New details are emerging in Boston federal court about the scope of a Central American gang's infrastructure here in Greater Boston.
Authorities say Rafael Leoner-Aguirre is a leader of the MS-13 gang, which is headquartered in his native El Salvador. He is on trial for conspiracy charges, as prosecutors say that, as a gang leader, he took part in attempted murder, intimidation and drug trafficking.
Also known as "Tremendo" to his gang associates, Leoner-Aguirre crossed the southern border illegally in 2014 headed for Chelsea, says the government, sent by gang leadership to help organize a fledgling branch of MS-13 known as the Enfermos. Court documents state that there are a number of different "cliques," or chapters, of MS-13 in the state, with members operating in East Boston, Everett, Chelsea, Somerville, Lynn and Revere.
A cooperating witness for the government, a young man who is originally from Honduras but who attended Chelsea High School, testified Wednesday, offering a play-by-play account of how Leoner-Aguirre set about to establish a foothold for the gang in Chelsea. The witness has not been named in court documents in order to protect him and his family.
During cross examination by the defense, the witness said that he was one of only three or four MS-13 members in Chelsea in 2012, when he was just a freshman at the high school. He described tension with a rival gang, 18th Street, and said that he was repeatedly beat up by members of that gang and warned that he was in 18th Street territory.
Both 18th Street and MS-13 have roots in El Salvador, where ongoing gang violence has played a large role in the migration of unaccompanied minors seeking to flee the pressures of gang life. In his testimony, the government's witness painted a picture of similar violence and pressure he said was unfolding in Chelsea.

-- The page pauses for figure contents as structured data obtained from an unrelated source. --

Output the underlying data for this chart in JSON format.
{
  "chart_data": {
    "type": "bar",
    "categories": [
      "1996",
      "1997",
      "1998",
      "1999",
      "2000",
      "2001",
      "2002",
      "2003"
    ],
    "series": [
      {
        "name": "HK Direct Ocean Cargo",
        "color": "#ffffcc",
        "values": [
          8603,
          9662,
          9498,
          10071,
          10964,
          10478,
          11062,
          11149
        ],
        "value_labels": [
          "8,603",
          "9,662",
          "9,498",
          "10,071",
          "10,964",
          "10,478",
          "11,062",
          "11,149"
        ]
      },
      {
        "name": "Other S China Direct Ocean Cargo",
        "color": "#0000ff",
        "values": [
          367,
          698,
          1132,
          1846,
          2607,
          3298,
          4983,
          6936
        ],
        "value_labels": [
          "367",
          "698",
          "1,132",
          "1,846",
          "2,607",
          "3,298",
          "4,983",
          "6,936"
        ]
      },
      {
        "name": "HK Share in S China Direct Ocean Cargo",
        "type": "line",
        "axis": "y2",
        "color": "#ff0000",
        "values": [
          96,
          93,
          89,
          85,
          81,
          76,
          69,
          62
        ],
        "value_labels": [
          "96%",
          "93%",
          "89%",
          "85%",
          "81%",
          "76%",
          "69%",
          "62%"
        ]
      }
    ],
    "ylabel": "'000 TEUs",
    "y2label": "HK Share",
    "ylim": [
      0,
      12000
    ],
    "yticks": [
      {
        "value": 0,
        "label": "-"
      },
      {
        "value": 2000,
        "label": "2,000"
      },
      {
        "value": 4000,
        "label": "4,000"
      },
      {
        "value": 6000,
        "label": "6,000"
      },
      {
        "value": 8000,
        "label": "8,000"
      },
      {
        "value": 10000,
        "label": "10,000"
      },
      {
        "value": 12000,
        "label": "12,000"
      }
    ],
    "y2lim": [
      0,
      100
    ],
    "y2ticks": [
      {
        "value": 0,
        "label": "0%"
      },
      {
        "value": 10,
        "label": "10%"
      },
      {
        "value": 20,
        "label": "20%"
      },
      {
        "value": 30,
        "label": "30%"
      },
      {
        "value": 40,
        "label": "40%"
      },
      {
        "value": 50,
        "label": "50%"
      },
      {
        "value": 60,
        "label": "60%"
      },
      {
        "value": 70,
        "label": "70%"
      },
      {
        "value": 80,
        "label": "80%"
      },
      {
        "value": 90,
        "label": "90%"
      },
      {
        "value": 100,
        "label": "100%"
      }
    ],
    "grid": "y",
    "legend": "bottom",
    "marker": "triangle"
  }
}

As a "chequeo" or new member, of MS-13, the witness said he had little status among his fellow members and described patrolling the streets of Chelsea looking for rival gang members to murder, a move that would have elevated his status to "homeboy." The witness said he never reached homeboy status.
The government says that Leoner-Aguirre attempted two murders himself targeting rival 18th Street members with a gun and a machete -- a favorite weapon of choice for MS-13 members in El Salvador.
The trial, which is back in session Thursday, came about as a result of a larger indictment naming 61 supposed MS-13 members and listing charges that range from conspiracy and murder to drug trafficking of cocaine, marijuana and heroin. According to the Department of Justice, 23 of those 61 defendants have pleaded guilty.
This segment aired on November 16, 2017.